Diego Almagro Solar 3 S.A
Le nom file l’esprit vers le désert d’Atacama, mais la traçabilité administrative place Diego de Almagro Solar 3 S.A.
À propos de Diego Almagro Solar 3 S.A
1. Modèle économique
La société apparaît comme titulaire de la déclaration d’impact du projet « Parque Solar Recoleta » dans le système d’évaluation environnementale chilien (DIA déposée le 23 novembre 2017, RCA n°101/2018 du 26 novembre 2018) ; le dossier vise la construction et l’exploitation d’un parc photovoltaïque d’au plus 9 MW sur environ 31 hectares, avec 32 220 modules d’environ 325 Wp chacun, selon les vistos d’une résolution du Service d’évaluation environnementale qui reprend la RCA n°101/2018. La presse sectorielle et les autorités régionales chiffrent l’investissement annoncé à ≈18 millions de dollars et décrivent un huitième parc photovoltaïque homologué dans la région en 2018 (GORE Coquimbo, Revista Nueva Minería & Energía). En mai 2022, le ministère de l’Énergie du Chili relie explicitement le chantier aux PMGD de 9 MW, à ≈18 M$ US et au promoteur Solar Pack (Ministerio de Energía) : fonction économique typique d’une SPV d’actif, revenus attendus issus de la vente d’électricité injectée au Système Eléctrico Nacional, avec forte exposition au cadre tarifaire et de raccordement des PMGD (plafond de puissance, règles de distribution).
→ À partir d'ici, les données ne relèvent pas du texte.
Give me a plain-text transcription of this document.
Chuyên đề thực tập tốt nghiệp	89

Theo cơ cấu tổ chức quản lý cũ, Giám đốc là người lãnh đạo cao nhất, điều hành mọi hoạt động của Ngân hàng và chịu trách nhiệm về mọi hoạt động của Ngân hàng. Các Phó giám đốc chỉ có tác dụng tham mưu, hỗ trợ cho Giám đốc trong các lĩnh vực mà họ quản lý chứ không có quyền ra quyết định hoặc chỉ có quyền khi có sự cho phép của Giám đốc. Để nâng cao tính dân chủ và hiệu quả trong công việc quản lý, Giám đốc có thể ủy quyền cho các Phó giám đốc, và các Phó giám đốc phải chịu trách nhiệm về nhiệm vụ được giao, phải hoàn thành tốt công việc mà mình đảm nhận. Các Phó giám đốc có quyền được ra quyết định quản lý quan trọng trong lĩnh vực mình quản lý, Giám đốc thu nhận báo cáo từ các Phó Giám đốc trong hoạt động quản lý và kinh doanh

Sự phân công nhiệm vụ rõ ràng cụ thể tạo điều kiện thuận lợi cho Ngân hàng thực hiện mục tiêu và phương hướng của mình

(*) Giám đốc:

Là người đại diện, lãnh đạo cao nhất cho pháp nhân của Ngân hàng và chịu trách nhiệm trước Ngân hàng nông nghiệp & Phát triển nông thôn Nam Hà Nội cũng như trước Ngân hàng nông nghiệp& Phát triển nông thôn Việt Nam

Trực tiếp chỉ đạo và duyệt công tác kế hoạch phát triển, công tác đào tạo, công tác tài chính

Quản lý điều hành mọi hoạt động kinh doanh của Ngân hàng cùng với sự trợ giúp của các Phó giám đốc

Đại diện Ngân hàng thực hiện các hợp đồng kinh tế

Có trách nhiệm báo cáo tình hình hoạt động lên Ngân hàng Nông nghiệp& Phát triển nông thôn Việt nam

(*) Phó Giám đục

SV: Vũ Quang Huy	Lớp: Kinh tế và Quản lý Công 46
On n’a pas retrouvé, en sources ouvertes interrogées pour cette note, de chiffre d’affaires consolidé ou d’effectif social publié pour la seule Diego de Almagro Solar 3 S.A.
2. Impact réel
Le projet se présente comme un générateur EnR classé parmi les énergies renouvelables non conventionnelles (ERNC) dans l’objectif déclaré du dossier, avec puissance maximale égale au plafond PMGD (9 MW) (résolution SEA citée). Les communications publiques équivalent cette taille à l’alimentation d’environ 9 000 foyers sur un an (GORE Coquimbo, Ministerio de Energía, 17 mai 2022) ; le ministère précise en outre ≈27 000 panneaux bifaciaux et un gain de rendement annoncé de l’ordre de 20 % par rapport à une technologie standard, ce qui affecte le productible réel sans en livrer le GWh/an audité dans l’article. Pour contextualiser l’échelle nationale, le Chili a continué d’installer du solaire à un rythme élevé (≈1,65 GW neufs en 2023 selon pv magazine France) : ce parc reste marginal en capacité mais emblématique du maillage PMGD. Aucun bilan public vérifié de t d’équivalent CO₂ évité n’a été identifié spécifiquement pour Recoleta dans les sources citées ici ; on évite donc d’en extrapoler sans facteur d’émission et courbe de charge documentés pour ce site.
3. Innovations / partenariats
Au-delà des métadonnées du permis, le 17 mai 2022, la Seremi de l’Énergie décrit une phase finale de construction avec panneaux bifaciaux et le raccordement via une ligne d’environ 1 km vers le réseau CGE (Ministerio de Energía). Côté « deal » institutionnel pur, la filiale d’évaluation a traité en 2020 une consultation de pertinence sur un réajustement de tracé de ligne après RCA n°101/2018, avec correspondance du représentant légal Jaime Solaun Bustillo (même PDF) : signal que l’ingénierie de raccordement structure souvent autant la valeur que le champ de modules. Dans la presse 2018, Solar Pack est présentée comme partenaire developer du parc et acteur déjà implanté au Chili (Revista Nueva Minería & Energía). Aucune mention repérée dans des contenus ADEME, PPE3 ou Connaissance des Énergies nommant cette SPV (recherche ciblée sans résultat au stade de cette fiche).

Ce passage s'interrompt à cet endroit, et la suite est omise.